The current study showed a significant decrease in maximum heart rate and exercise capacity at high altitude compared with sea level in both the patient group and the control group. This was previously shown by Schmid et al.,5 Hartley et al.13 and more recently in a healthy group of mountaineers by Bhaumik et al.14 However, the present study shows that this decrease in the patient group is comparable with the decrease found in healthy control subjects.
The maximum heart rate is lower in the patient group than in the control group at sea level and also at high altitude. This can be explained by the use of β-blockers by the majority of the patients, since β-blockers are known to decrease the heart rate both at rest and during exercise. The exact effect of β-blockers is unknown, because of the inter-individual dose-response variability.15 The difference can also be explained by the younger age of the subjects in the control group. Maximum heart rate declines with age. The estimated maximum heart rate is 220-age with a considerable variance for any given age.16
The reason for the decrease in maximum heart rate at high altitude is not fully understood. Boushel et al.17 suggested that there is an enhanced parasympathetic neural activity that could account for a lowering of heart rate during exercise at altitude. More research on this phenomenon is necessary.
Another possible explanation for the decrease in maximum heart rate and exercise capacity in healthy subjects might be a limitation in pulmonary function.18-21 In the present study pulmonary function was not measured. However, the subjective reason to stop the exercise test was a sense of dyspnoea at high altitude compared with tired legs at sea level.
The study has certain limitations.

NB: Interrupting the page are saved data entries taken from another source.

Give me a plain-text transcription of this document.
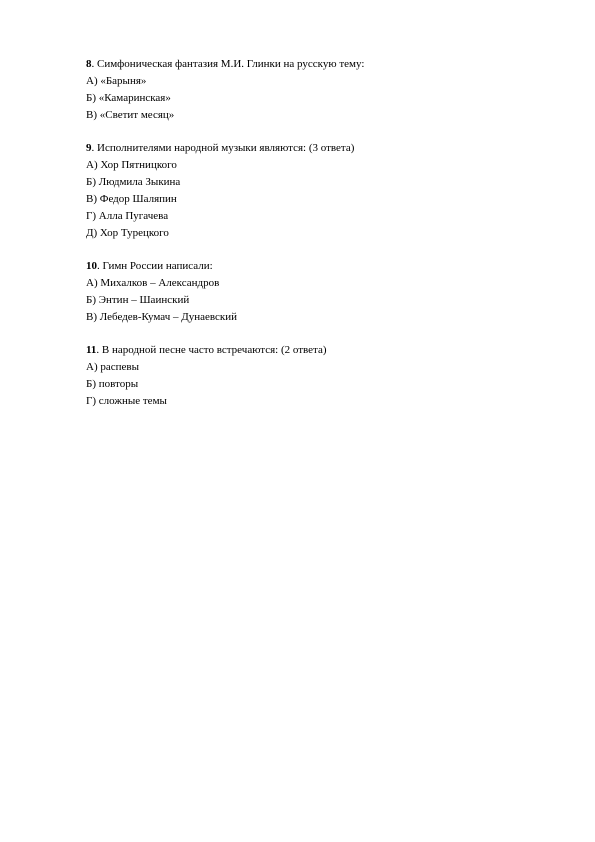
8. Симфоническая фантазия М.И. Глинки на русскую тему:
А) «Барыня»
Б) «Камаринская»
В) «Светит месяц»
9. Исполнителями народной музыки являются: (3 ответа)
А) Хор Пятницкого
Б) Людмила Зыкина
В) Федор Шаляпин
Г) Алла Пугачева
Д) Хор Турецкого
10. Гимн России написали:
А) Михалков – Александров
Б) Энтин – Шаинский
В) Лебедев-Кумач – Дунаевский
11. В народной песне часто встречаются: (2 ответа)
А) распевы
Б) повторы
Г) сложные темы
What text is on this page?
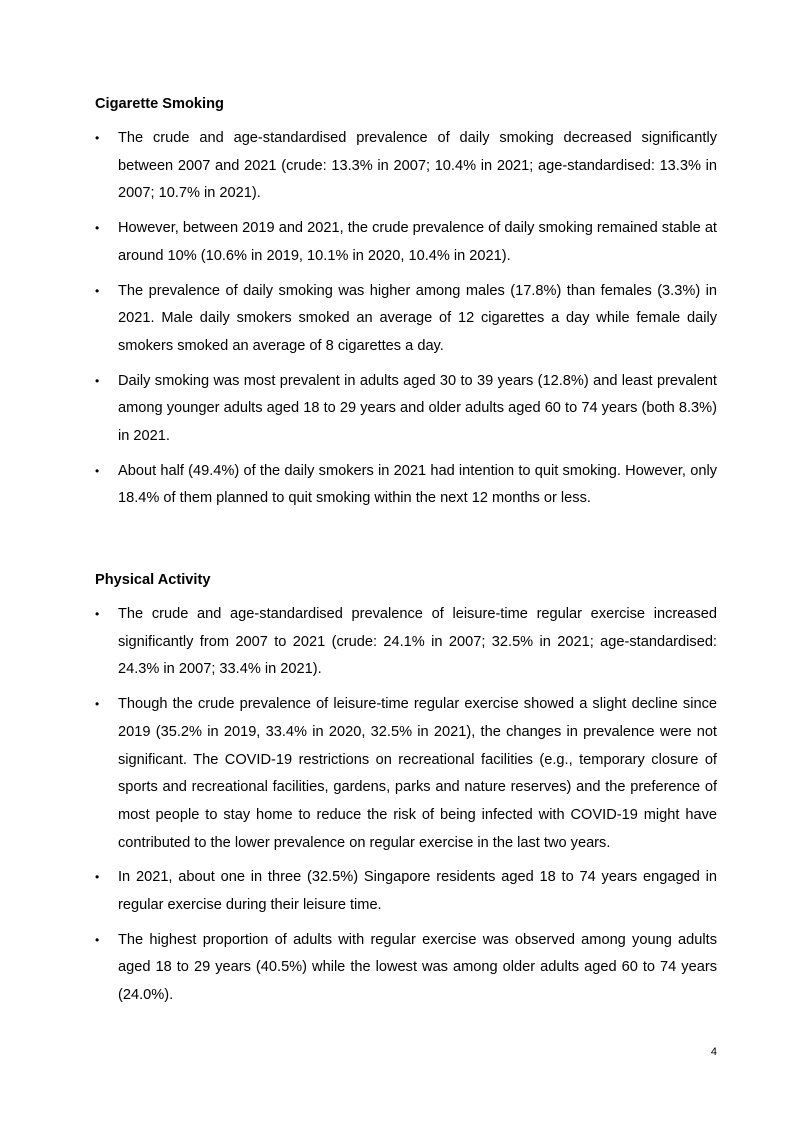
Cigarette Smoking
•	The crude and age-standardised prevalence of daily smoking decreased significantly between 2007 and 2021 (crude: 13.3% in 2007; 10.4% in 2021; age-standardised: 13.3% in 2007; 10.7% in 2021).
•	However, between 2019 and 2021, the crude prevalence of daily smoking remained stable at around 10% (10.6% in 2019, 10.1% in 2020, 10.4% in 2021).
•	The prevalence of daily smoking was higher among males (17.8%) than females (3.3%) in 2021. Male daily smokers smoked an average of 12 cigarettes a day while female daily smokers smoked an average of 8 cigarettes a day.
•	Daily smoking was most prevalent in adults aged 30 to 39 years (12.8%) and least prevalent among younger adults aged 18 to 29 years and older adults aged 60 to 74 years (both 8.3%) in 2021.
•	About half (49.4%) of the daily smokers in 2021 had intention to quit smoking. However, only 18.4% of them planned to quit smoking within the next 12 months or less.
Physical Activity
•	The crude and age-standardised prevalence of leisure-time regular exercise increased significantly from 2007 to 2021 (crude: 24.1% in 2007; 32.5% in 2021; age-standardised: 24.3% in 2007; 33.4% in 2021).
•	Though the crude prevalence of leisure-time regular exercise showed a slight decline since 2019 (35.2% in 2019, 33.4% in 2020, 32.5% in 2021), the changes in prevalence were not significant. The COVID-19 restrictions on recreational facilities (e.g., temporary closure of sports and recreational facilities, gardens, parks and nature reserves) and the preference of most people to stay home to reduce the risk of being infected with COVID-19 might have contributed to the lower prevalence on regular exercise in the last two years.
•	In 2021, about one in three (32.5%) Singapore residents aged 18 to 74 years engaged in regular exercise during their leisure time.
•	The highest proportion of adults with regular exercise was observed among young adults aged 18 to 29 years (40.5%) while the lowest was among older adults aged 60 to 74 years (24.0%).
4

The population was small because of practical and logistical reasons. The patient group only consisted of low-risk patients with percutaneous revascularised coronary artery disease, a left ventricular ejection fraction >45% and a normal exercise test at sea level. People, and specifically patients with a history of a myocardial infarction, with a mean exercise capacity of 251 watts are actually very fit. The reason to choose this group was the lack of any data concerning safe altitude exercise in high-risk patients. It is important to notice that the current data are not applicable to patients in a different risk category. Due to technical difficulties no ECG data could be obtained at high altitude. However, myocardial damage was excluded by measurement of troponin and echocardiography.

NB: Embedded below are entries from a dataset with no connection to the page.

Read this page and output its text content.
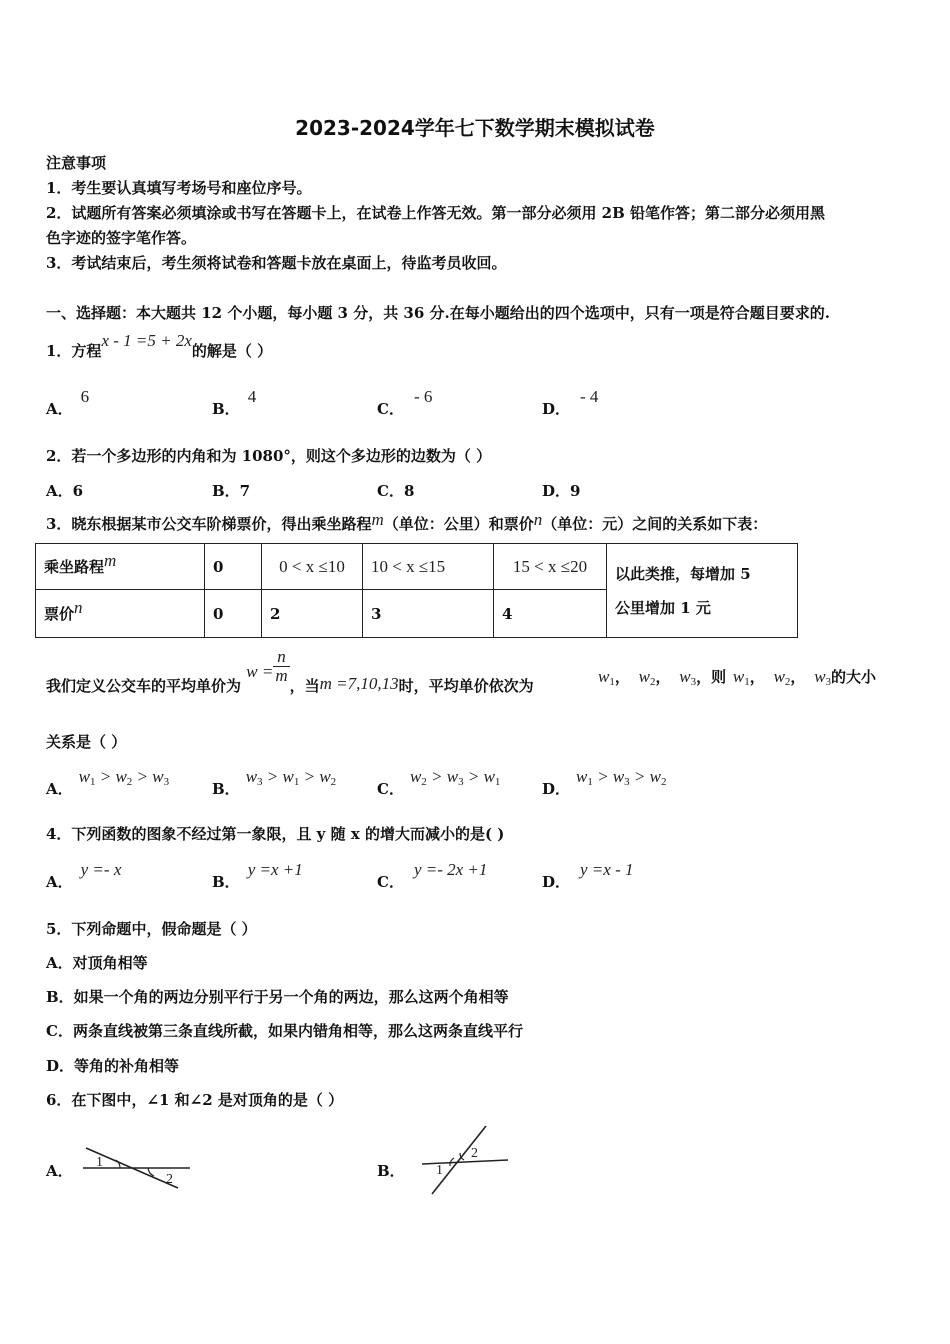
2023-2024学年七下数学期末模拟试卷
注意事项
1．考生要认真填写考场号和座位序号。
2．试题所有答案必须填涂或书写在答题卡上，在试卷上作答无效。第一部分必须用 2B 铅笔作答；第二部分必须用黑
色字迹的签字笔作答。
3．考试结束后，考生须将试卷和答题卡放在桌面上，待监考员收回。
一、选择题：本大题共 12 个小题，每小题 3 分，共 36 分.在每小题给出的四个选项中，只有一项是符合题目要求的.
1．方程x - 1 =5 + 2x的解是（ ）
A．6
B．4
C．- 6
D．- 4
2．若一个多边形的内角和为 1080°，则这个多边形的边数为（ ）
A．6	B．7	C．8	D．9
3．晓东根据某市公交车阶梯票价，得出乘坐路程m（单位：公里）和票价n（单位：元）之间的关系如下表：
乘坐路程m	0	0 < x ≤10	10 < x ≤15	15 < x ≤20	以此类推，每增加 5
公里增加 1 元
票价n	0	2	3	4	
我们定义公交车的平均单价为 $w = \frac{n}{m}$
，当m =7,10,13时，平均单价依次为	$w_1$， $w_2$， $w_3$，则 $w_1$， $w_2$， $w_3$的大小
关系是（ ）
A．$w_1 > w_2 > w_3$	B．$w_3 > w_1 > w_2$	C．$w_2 > w_3 > w_1$	D．$w_1 > w_3 > w_2$
4．下列函数的图象不经过第一象限，且 y 随 x 的增大而减小的是( )
A．y =- x
B．y =x +1
C．y =- 2x +1
D．y =x - 1
5．下列命题中，假命题是（ ）
A．对顶角相等
B．如果一个角的两边分别平行于另一个角的两边，那么这两个角相等
C．两条直线被第三条直线所截，如果内错角相等，那么这两条直线平行
D．等角的补角相等
6．在下图中，∠1 和∠2 是对顶角的是（ ）
A．	B．
1
2
1
2
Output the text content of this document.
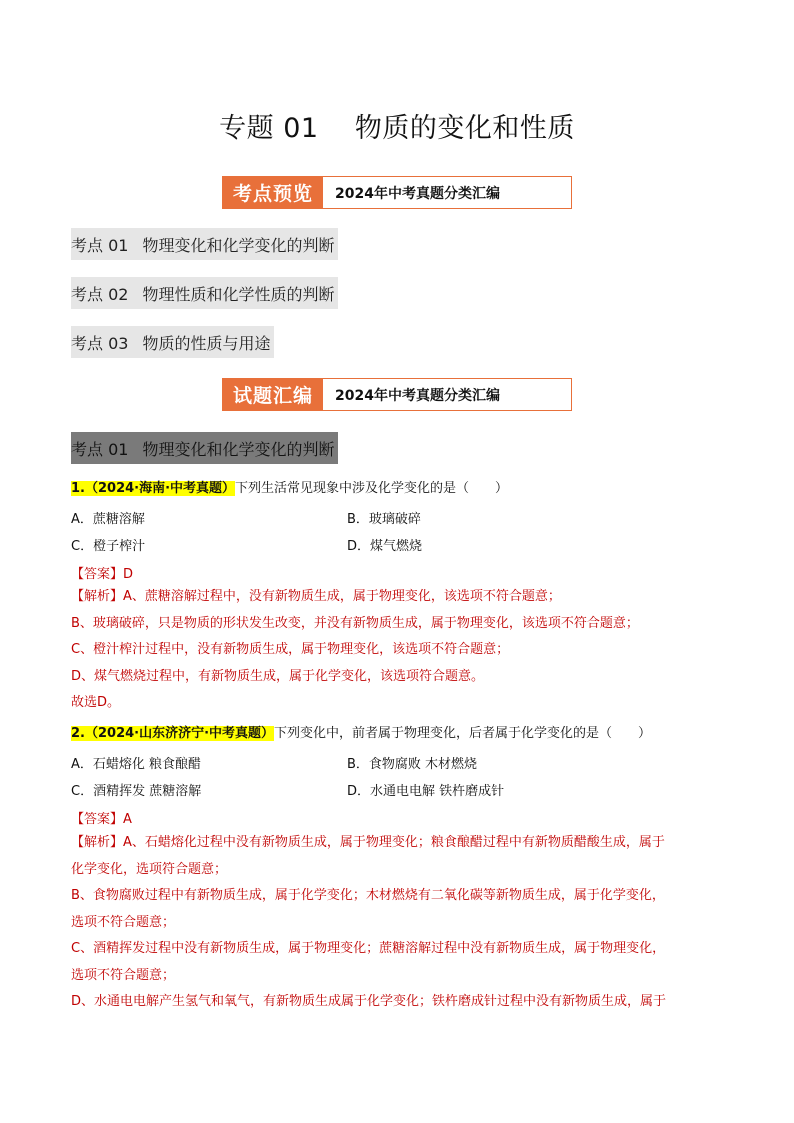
专题 01    物质的变化和性质
考点预览	2024年中考真题分类汇编
考点 01 物理变化和化学变化的判断
考点 02 物理性质和化学性质的判断
考点 03 物质的性质与用途
试题汇编	2024年中考真题分类汇编
考点 01 物理变化和化学变化的判断
1.（2024·海南·中考真题）下列生活常见现象中涉及化学变化的是（　　）
A．蔗糖溶解	B．玻璃破碎
C．橙子榨汁	D．煤气燃烧
【答案】D
【解析】A、蔗糖溶解过程中，没有新物质生成，属于物理变化，该选项不符合题意；
B、玻璃破碎，只是物质的形状发生改变，并没有新物质生成，属于物理变化，该选项不符合题意；
C、橙汁榨汁过程中，没有新物质生成，属于物理变化，该选项不符合题意；
D、煤气燃烧过程中，有新物质生成，属于化学变化，该选项符合题意。
故选D。
2.（2024·山东济济宁·中考真题）下列变化中，前者属于物理变化，后者属于化学变化的是（　　）
A．石蜡熔化 粮食酿醋	B．食物腐败 木材燃烧
C．酒精挥发 蔗糖溶解	D．水通电电解 铁杵磨成针
【答案】A
【解析】A、石蜡熔化过程中没有新物质生成，属于物理变化；粮食酿醋过程中有新物质醋酸生成，属于
化学变化，选项符合题意；
B、食物腐败过程中有新物质生成，属于化学变化；木材燃烧有二氧化碳等新物质生成，属于化学变化，
选项不符合题意；
C、酒精挥发过程中没有新物质生成，属于物理变化；蔗糖溶解过程中没有新物质生成，属于物理变化，
选项不符合题意；
D、水通电电解产生氢气和氧气，有新物质生成属于化学变化；铁杵磨成针过程中没有新物质生成，属于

Our data showed a decrease in exercise tolerance and maximum heart rate at 4200 m compared with sea level. However, the decrease was similar in both the patient group and the healthy controls. This suggests that patients with a history of coronary artery disease with a low risk profile and sufficient exercise capacity do not respond differently from healthy controls. This implies that a selected group of patients will tolerate staying and exercising at high altitude.